Nachkommen des Bildhauers und Holzschnitzers Sigismund Möss (1645 – 1687) besuchten kürzlich Siebenbürgen. Teta Moehs, Konsul an der US-Botschaft in Peking, berichtet.
Weil wir vier Amerikaner etwas wissen wollten über Heimat und Herkunft unserer schon seit Ende des 19. Jahrhunderts in Amerika ansässigen Familie Moehs, haben wir eine Osterfahrt durch Siebenbürgen gemacht. Gewiss, es war ein weiter Weg von New York und Seattle, von Belfast in Maine und gar aus Peking in China, aber es hat sich gelohnt. Gut gemacht haben es unsere Großeltern und Eltern, dass wir alle von Siebenbürgen überhaupt etwas wissen und auch noch deutsch können, wenn auch nicht sächsisch.
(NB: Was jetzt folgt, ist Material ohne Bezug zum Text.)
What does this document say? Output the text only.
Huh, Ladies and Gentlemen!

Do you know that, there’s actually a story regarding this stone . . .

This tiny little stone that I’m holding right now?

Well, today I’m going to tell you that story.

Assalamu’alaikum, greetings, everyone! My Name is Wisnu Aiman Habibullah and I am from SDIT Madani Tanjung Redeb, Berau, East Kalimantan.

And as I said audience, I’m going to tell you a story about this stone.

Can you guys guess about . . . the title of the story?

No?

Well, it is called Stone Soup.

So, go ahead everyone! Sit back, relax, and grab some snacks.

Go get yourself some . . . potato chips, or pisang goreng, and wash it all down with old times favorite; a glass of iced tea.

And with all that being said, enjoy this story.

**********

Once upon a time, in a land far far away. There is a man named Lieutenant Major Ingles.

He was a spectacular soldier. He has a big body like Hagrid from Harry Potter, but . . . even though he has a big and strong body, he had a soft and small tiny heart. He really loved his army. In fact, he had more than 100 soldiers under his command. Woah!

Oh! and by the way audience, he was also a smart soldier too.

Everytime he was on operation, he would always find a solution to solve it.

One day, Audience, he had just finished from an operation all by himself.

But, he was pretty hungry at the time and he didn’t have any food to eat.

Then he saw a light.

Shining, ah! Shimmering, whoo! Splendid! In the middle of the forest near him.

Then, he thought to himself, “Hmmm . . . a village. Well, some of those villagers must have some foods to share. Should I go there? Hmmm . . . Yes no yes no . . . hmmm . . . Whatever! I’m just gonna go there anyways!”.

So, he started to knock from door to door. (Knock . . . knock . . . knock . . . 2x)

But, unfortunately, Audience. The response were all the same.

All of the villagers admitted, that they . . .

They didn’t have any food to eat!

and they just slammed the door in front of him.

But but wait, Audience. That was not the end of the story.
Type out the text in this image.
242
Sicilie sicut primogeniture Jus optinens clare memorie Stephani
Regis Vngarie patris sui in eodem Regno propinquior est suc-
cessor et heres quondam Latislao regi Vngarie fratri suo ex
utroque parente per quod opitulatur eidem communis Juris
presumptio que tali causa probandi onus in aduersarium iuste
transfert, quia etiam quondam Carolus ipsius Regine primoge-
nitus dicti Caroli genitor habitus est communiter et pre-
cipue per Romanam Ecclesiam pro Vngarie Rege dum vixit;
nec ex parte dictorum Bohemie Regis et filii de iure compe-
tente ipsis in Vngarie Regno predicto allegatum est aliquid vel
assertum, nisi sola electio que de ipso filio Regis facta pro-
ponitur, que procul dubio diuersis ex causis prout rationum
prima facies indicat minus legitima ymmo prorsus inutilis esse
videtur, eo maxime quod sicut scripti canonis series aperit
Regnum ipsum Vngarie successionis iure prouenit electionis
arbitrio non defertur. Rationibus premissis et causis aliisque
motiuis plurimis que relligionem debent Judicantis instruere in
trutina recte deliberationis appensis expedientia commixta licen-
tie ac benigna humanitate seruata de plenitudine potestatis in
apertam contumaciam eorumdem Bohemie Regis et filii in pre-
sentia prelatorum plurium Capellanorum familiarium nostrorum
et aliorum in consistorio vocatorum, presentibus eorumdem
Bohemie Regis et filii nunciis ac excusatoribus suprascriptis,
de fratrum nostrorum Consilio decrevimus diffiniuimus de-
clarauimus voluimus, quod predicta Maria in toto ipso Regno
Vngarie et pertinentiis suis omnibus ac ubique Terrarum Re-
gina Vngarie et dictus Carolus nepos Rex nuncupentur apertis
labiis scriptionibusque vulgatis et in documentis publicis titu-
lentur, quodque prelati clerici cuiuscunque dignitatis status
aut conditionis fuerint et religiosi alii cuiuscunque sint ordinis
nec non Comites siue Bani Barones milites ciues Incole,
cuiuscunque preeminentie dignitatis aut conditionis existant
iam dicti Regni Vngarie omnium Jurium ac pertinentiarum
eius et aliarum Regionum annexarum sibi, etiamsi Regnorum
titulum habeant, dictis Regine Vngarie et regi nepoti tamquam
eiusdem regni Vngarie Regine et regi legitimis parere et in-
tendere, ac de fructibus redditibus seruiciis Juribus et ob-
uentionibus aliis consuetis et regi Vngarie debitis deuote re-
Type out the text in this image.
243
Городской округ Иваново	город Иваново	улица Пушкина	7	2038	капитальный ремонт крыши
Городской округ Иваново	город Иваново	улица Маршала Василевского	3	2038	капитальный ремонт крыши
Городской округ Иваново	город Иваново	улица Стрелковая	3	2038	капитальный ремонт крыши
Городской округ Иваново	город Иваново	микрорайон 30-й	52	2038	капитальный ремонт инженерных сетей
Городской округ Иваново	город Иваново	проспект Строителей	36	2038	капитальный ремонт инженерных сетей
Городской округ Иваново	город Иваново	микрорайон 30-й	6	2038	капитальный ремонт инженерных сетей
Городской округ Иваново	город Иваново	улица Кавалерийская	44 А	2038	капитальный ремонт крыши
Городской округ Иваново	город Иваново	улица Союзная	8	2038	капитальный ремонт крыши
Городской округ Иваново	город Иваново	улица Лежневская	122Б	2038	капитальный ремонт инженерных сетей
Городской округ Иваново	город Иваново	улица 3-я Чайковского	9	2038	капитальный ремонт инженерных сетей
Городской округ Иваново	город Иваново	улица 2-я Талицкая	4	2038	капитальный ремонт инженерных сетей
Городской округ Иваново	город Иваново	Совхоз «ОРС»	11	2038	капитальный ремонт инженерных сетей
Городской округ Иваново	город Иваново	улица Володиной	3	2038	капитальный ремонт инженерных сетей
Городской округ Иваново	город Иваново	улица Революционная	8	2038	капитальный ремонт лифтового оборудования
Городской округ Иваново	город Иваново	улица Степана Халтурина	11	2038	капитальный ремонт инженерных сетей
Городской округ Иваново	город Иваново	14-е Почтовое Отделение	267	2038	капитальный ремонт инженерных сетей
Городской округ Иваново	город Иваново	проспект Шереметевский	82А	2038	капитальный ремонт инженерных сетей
Verwandte aus Europa waren mit von der Partie: zwei Teutsch aus Tirol und zwei Zimmermänner, diese beiden schon als Kenner des „Kirchenburgen-Landes“ von Broos bis Draas, und mittendrin Birthälm, die Burg der Bischöfe. Alle ihre Porträts haben wir im Bischofs-Palais in Hermannstadt gesehen, und der jetzige Bischof D. Dr. Christoph Klein hatte Zeit für uns und unsere Fragen. Wie es in früher, nur angeblich „guter, alter Zeit“ gewesen war, hat uns dann der Kronstädter Dr. Klein in Lichtbildern gezeigt.
Holzgeschnitzte Treppenwange zur Kanzel der ...
Holzgeschnitzte Treppenwange zur Kanzel der Mühlbacher Stadtpfarrkirche, 1682 verfertigt von Sigismund Möss, jetzt nur noch Schauobjekt an der Kirchenwand. Foto: Monika Teutsch
Aber wie wunderschön ist Hermannstadt auch jetzt in seinem neuen, alten Glanz am Großen und am Kleinen Ring, wo es einmal ein Moehs-Haus gegeben haben soll, noch vor dem Brukenthal-Palais und noch bevor es einen „Römischen Kaiser“ gab. Wie wunderschön auch Kronstadt sowohl von der Zinne gesehen als auch beim Bummel durch die Gassen vorbei an den früheren Wohnhäusern der Familie mit all ihren mehr oder weniger wahren Familiengeschichten in der Langgasse und Neugasse, in der Burzengasse und in der Blumenau: Teutsch und Rhein und wie sie sonst noch alle hießen. Das hat sich Friedrich Mieß, der Maler, gewiss nicht träumen lassen, dass sein Gemälde vom „grünen Haus“ der Rheinischen jetzt in Peking bestaunt wird und eine Wohnung schmückt.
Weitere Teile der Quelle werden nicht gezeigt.